Non voglio usar parole per riempire questa condizione, dal momento che in me si rende reale attraverso il profilarsi d’una immagine di stanze immense, vuote o ricolme di oggetti inutilizzabili, pietrificati nel silenzio strascicato di sala in sala, cadenzato come il rimbombo di campane che suonano a morto; una immagine oltremodo indicibile. Ognuno potrà assumere in sé, come può, queste parole, perché sono troppo crude, sono troppo nude, per poter essere ripetute. 
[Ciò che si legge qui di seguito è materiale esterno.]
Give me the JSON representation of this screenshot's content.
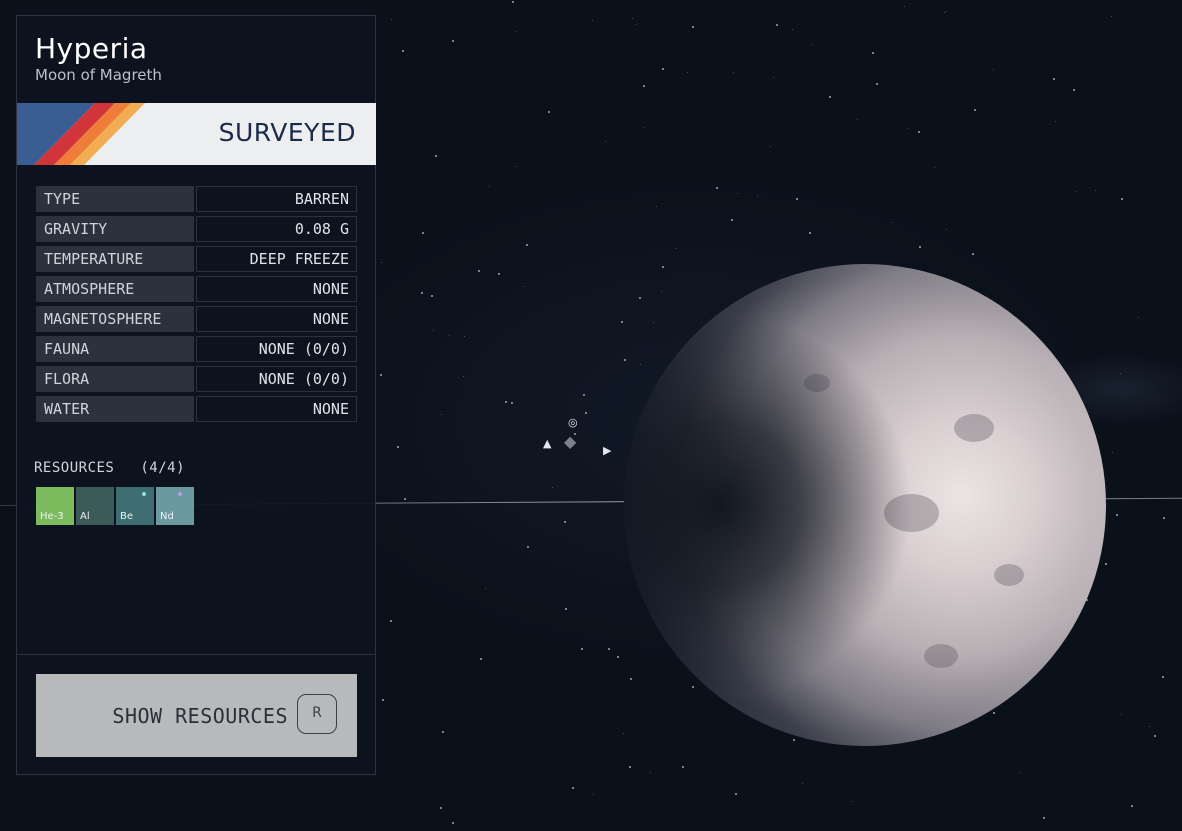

Solo, è solamente importante constatare la malattia di quel pensiero circolare e l’intensità che da esso si dipana, e quell’impalcatura di possibilità infinite e tradite, e quella sapienza antica di chi custodisce, in sé, questa quantità devastante di vita, così immensa e tremenda da non poterla trattenere nelle cose. 

Credo che, per chi è come Anna, la vita sia intollerabile. 

E perciò è necessario ch’essi trovino il loro mestiere di vivere, per poter rendere la malattia di quel pensiero circolare un’intensità proiettiva e non una ritorsione frustante.

Per non morire, per sopportare questo peso, poiché questo divino ha un peso.

“Perché ovunque sia lo sguardo, esso punta sempre verso il cielo, verso quello che non si può vedere e che però sentiamo. Perché siamo collegate con le stelle. Per questo sentiamo tutto”.